Synthesis, biological activity, and conformational analysis of peptidomimetic analogues of the Saccharomyces cerevisiae alpha-factor tridecapeptide

Abstract

Biochemical and biophysical investigations on the Saccharomyces cerevisiae alpha-factor indicate that this tridecapeptide mating pheromone (WHWLQLKPGQPMY) might adopt a type II beta-turn in the center of the peptide when it binds to its G protein-coupled receptor. To test this hypothesis we synthesized analogues of alpha-factor incorporating a (R or S)-gamma-lactam conformational constraint [3-(R or S)-amino-2-oxo-1-pyrrolidineacetamido] in place of the Pro-Gly at residues 8 and 9 of the peptide and tested their biological activities and receptor binding. Analogues were purified to >99% homogeneity as evidenced by high-performance liquid chromatography and capillary electrophoresis and characterized by amino acid analysis, mass spectrometry, and nuclear magnetic resonance (NMR) spectroscopy. The restricted alpha-factor analogue WHWLQLK[(R)-gamma-lactam]QP[Nle]Y was more active than its lactam-containing diastereomeric homologue WHWLQLK[(S)-gamma-lactam]QP[Nle]Y and about equally active with the [Nle12]-alpha-factor in growth arrest and FUS1-lacZ gene induction assays.

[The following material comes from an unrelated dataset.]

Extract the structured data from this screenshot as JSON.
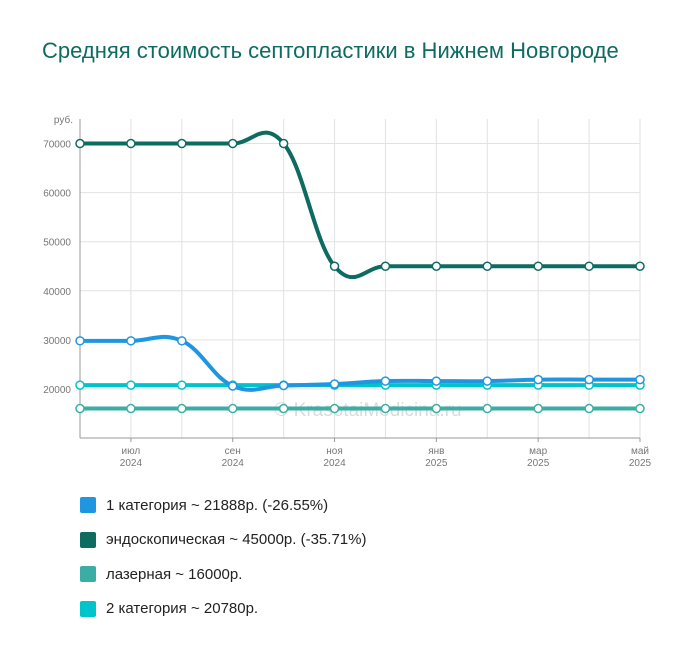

Both lactam analogues competed with tritiated [Nle12]-alpha-factor for binding to the alpha-factor receptor (Ste2p) with the (R)-gamma-lactam-containing peptide having 7-fold higher affinity than the (S)-gamma-lactam-containing homologue. Two-dimensional NMR spectroscopy and modeling analysis gave evidence that the (R)-gamma-analogue is a flexible peptide that assumes a transient gamma-turn structure around the lactam moiety. The results represent the first example of an alpha-factor analogue containing a peptidomimetic constraint that is as active as the native pheromone. The correlation between activity and structure provides further evidence that the biologically active conformation of the molecule contains a turn in the middle of the pheromone. This study provides new insights into the structural basis of alpha-factor activity and adds to the repertoire of conformationally biasing constraints that can be used to maintain and even enhance biological activity in peptide hormones.